Local activists fighting to save 35 Cooper Square — the 1825 Federal-style rowhouse near the corner of East 6th Street — have succeeded in getting the property's buyer to meet with them to discuss possible preservation initiatives for the historic building.
The Bowery Alliance of Neighbors, which has led the charge in bringing attention to the property's plight, announced that local Councilwoman Rosie Mendez was able to get the address's new owner to attend a meeting with advocates on April 12.
"We have agreed to a meeting at the request of elected officials, and we will leave any discussion of the project for that meeting," said a spokesman for owner Arun Bhatia.
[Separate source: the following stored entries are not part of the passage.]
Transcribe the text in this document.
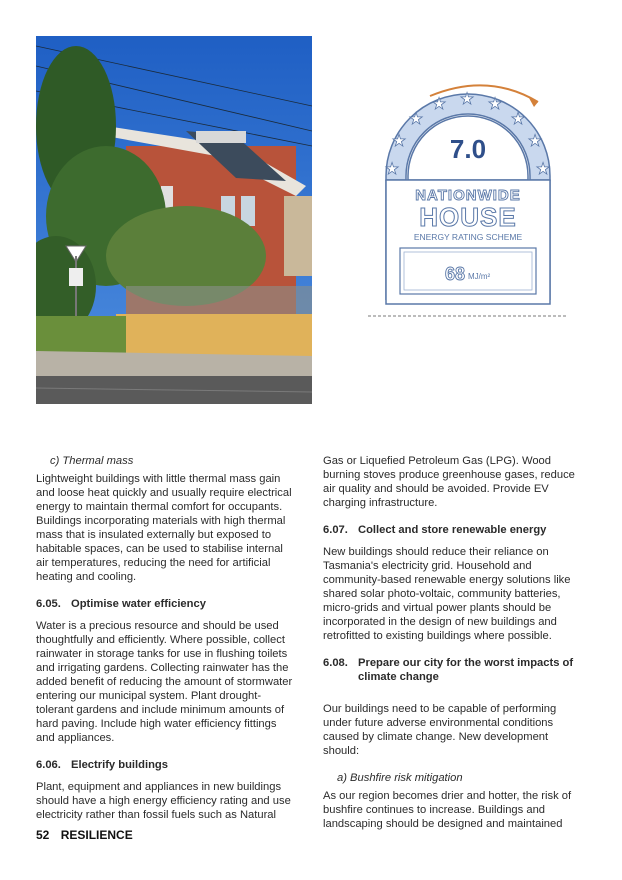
★
★
★
★ ★ ★
★
★
★
7.0
NATIONWIDE
HOUSE
ENERGY RATING SCHEME
68 MJ/m²
c) Thermal mass

Lightweight buildings with little thermal mass gain and loose heat quickly and usually require electrical energy to maintain thermal comfort for occupants. Buildings incorporating materials with high thermal mass that is insulated externally but exposed to habitable spaces, can be used to stabilise internal air temperatures, reducing the need for artificial heating and cooling.

6.05. Optimise water efficiency

Water is a precious resource and should be used thoughtfully and efficiently. Where possible, collect rainwater in storage tanks for use in flushing toilets and irrigating gardens. Collecting rainwater has the added benefit of reducing the amount of stormwater entering our municipal system. Plant drought-tolerant gardens and include minimum amounts of hard paving. Include high water efficiency fittings and appliances.

6.06. Electrify buildings

Plant, equipment and appliances in new buildings should have a high energy efficiency rating and use electricity rather than fossil fuels such as Natural

Gas or Liquefied Petroleum Gas (LPG). Wood burning stoves produce greenhouse gases, reduce air quality and should be avoided. Provide EV charging infrastructure.

6.07. Collect and store renewable energy

New buildings should reduce their reliance on Tasmania's electricity grid. Household and community-based renewable energy solutions like shared solar photo-voltaic, community batteries, micro-grids and virtual power plants should be incorporated in the design of new buildings and retrofitted to existing buildings where possible.

6.08. Prepare our city for the worst impacts of climate change

Our buildings need to be capable of performing under future adverse environmental conditions caused by climate change. New development should:

a) Bushfire risk mitigation

As our region becomes drier and hotter, the risk of bushfire continues to increase. Buildings and landscaping should be designed and maintained

52 RESILIENCE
The three-story building at the head of the Bowery — sandwiched between the gleaming new Cooper Union academic building and the towering Cooper Square Hotel — was once owned by a descendant of Peter Stuyvesant before housing such luminaries as Liza Minelli and Beat Generation poet Diane DiPrima, historians have noted.
The property sold to Bhatia for $8.5 million late last year before rumors began swirling that the developer planned to raze the 1825 building, starting with the closure of its ground-floor restaurant and the filing of demolition application last month.
Advocates have held a series of demonstrations outside the property — earning kudos at a rally last month from journalist Pete Hamill — and recently got the local community board to support their efforts to stave off demolition.
The city Landmarks Preservation Commission has declined to consider designating 35 Cooper Square a landmark, citing the addition of stucco over the building's original brickwork, a commission spokeswoman said.
Bowery Alliance of Neighbors co-founder David Mulkins noted that the Bowery itself has been deemed eligible for inclusion in the state and National Register of Historic Place, meaning that 35 Cooper Square could qualify to receive tax credits of up to 40 percent if the new owner decides to preserve certain historic features.
"I'm hoping that they will be open-minded and look at examples of buildings that have been preserved and benefited the developer, as well as the historic integrity of the neighborhood," he said, noting that Bhatia also purchased two adjoining lots.
"We're very hopeful that since they have three lots, they might consider preserving this one and doing something in the other two lots."